Entering the world of ‘The Matrix’

When I was very young I invented an imaginary world, called Exalfar I think, and I built the imaginary land out of sand in a small box with green food dye and sand for grass, and the people were sticks that I dug into the sand. I drew the people that lived in Exalfar and I day dreamed up stories about each of them. It lasted about a whole month, and it was probably my first introduction to (non-digital, basic) transmedia, although I didn’t know it.

My next would probably have been The Matrix. I loved it. I loved Neo and Trinity and my favourite character was Morpheus. I felt that I got it, and I got excited about it. I found the a few of the Animatrix films online and they were fascinating, they added to my understanding, but that was the extent of my journey into the transmedia aspect of the film and after being devastated by the second, I lost interest and didn’t see the third. I still love Hugo Weaving though.
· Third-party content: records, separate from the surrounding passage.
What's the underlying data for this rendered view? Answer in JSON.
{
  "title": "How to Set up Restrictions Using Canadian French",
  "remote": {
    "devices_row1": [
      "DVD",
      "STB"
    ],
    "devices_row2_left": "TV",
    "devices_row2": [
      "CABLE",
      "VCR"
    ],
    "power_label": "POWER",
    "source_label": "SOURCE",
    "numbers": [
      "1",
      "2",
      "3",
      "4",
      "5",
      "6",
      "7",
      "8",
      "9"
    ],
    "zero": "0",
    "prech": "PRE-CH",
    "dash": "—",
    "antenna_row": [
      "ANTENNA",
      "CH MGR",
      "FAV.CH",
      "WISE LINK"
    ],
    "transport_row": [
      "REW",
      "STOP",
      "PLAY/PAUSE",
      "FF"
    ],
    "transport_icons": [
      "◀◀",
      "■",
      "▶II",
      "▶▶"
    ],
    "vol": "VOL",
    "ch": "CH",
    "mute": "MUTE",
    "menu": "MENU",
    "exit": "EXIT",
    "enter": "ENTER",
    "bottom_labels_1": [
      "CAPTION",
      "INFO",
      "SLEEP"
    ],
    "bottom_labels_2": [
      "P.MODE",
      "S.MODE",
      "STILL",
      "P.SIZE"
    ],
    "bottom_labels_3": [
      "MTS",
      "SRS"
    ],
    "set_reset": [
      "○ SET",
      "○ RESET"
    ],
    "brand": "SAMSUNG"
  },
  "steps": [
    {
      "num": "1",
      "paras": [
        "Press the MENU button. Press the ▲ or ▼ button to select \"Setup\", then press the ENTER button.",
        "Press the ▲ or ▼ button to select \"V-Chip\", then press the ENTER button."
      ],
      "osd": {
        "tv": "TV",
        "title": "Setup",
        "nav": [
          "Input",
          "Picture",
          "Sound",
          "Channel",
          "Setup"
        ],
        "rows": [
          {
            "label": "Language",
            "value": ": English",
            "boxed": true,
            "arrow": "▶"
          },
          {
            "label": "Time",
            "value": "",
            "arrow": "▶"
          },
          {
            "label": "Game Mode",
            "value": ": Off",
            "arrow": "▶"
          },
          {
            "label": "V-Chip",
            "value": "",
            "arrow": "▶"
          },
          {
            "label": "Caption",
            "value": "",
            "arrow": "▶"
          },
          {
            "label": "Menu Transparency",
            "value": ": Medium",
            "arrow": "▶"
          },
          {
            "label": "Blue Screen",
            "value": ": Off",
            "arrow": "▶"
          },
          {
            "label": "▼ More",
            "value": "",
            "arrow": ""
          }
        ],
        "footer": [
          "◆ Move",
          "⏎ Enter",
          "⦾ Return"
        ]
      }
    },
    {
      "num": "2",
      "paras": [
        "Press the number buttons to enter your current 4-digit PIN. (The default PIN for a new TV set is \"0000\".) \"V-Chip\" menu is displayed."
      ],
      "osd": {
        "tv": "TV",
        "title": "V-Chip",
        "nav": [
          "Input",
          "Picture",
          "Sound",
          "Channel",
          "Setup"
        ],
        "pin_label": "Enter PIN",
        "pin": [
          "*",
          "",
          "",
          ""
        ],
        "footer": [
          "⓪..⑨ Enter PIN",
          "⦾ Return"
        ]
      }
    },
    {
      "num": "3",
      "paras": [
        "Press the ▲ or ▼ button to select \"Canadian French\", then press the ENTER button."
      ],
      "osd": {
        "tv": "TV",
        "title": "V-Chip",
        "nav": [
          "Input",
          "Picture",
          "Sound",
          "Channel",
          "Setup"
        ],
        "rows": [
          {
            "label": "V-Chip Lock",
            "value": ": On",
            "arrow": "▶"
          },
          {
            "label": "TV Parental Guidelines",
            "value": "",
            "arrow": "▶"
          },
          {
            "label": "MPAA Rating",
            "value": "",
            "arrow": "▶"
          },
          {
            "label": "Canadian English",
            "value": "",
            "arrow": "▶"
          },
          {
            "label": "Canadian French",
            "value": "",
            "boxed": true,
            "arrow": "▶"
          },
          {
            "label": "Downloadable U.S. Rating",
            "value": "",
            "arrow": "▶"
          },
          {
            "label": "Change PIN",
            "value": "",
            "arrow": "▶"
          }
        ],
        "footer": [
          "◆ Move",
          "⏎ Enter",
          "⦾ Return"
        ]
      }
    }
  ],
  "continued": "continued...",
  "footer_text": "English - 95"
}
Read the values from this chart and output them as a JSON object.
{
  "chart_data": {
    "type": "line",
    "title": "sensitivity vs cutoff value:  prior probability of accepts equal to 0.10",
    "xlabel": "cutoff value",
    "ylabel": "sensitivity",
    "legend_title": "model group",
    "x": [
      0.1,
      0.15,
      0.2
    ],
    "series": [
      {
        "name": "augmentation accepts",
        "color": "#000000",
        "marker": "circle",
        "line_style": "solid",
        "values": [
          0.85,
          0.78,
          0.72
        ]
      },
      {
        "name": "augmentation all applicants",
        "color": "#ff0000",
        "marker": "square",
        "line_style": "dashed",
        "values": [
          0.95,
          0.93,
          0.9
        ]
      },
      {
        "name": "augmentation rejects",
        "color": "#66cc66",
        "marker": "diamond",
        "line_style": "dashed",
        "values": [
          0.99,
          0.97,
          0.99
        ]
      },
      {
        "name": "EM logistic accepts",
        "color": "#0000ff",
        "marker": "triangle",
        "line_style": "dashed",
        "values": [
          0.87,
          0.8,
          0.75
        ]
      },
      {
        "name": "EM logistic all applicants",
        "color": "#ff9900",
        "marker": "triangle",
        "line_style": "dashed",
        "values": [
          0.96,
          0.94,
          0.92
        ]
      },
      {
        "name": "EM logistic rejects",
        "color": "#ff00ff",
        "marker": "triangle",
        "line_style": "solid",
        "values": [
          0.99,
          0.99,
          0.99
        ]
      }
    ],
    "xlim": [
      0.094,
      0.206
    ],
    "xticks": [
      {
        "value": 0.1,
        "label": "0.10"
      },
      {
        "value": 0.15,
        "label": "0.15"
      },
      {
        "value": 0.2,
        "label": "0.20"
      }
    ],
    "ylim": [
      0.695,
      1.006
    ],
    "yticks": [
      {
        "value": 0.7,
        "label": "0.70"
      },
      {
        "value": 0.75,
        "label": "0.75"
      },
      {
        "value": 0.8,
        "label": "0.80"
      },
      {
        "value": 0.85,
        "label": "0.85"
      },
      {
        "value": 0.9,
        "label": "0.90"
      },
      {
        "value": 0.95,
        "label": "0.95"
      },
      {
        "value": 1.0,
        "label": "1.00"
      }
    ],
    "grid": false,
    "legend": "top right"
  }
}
I believe that Umberto is correct in his belief that cult films must be constructed from archetypes. They must be so familiar that it is easy to place yourself in the story, to become a character and extend the narrative. This is why I loved The Matrix, and why I created my own world from the story. It took the familiar, the world that I lived in and also the tropes that I had seen before numerous times in films. The martial arts, the serious guy in sunglasses, the long black jacket, the hand on the glass before Trinity was nearly hit in the phone booth.

I believe that the most successful transmedia objects would be cult objects. The expansion of a story into something like its own world, through different media and explored openly by fans of their own will, to great success, would make a fiction something of a cult object, as we can only assume due that it would become so beloved due to familiarity and simultaneous authenticity of the story itself.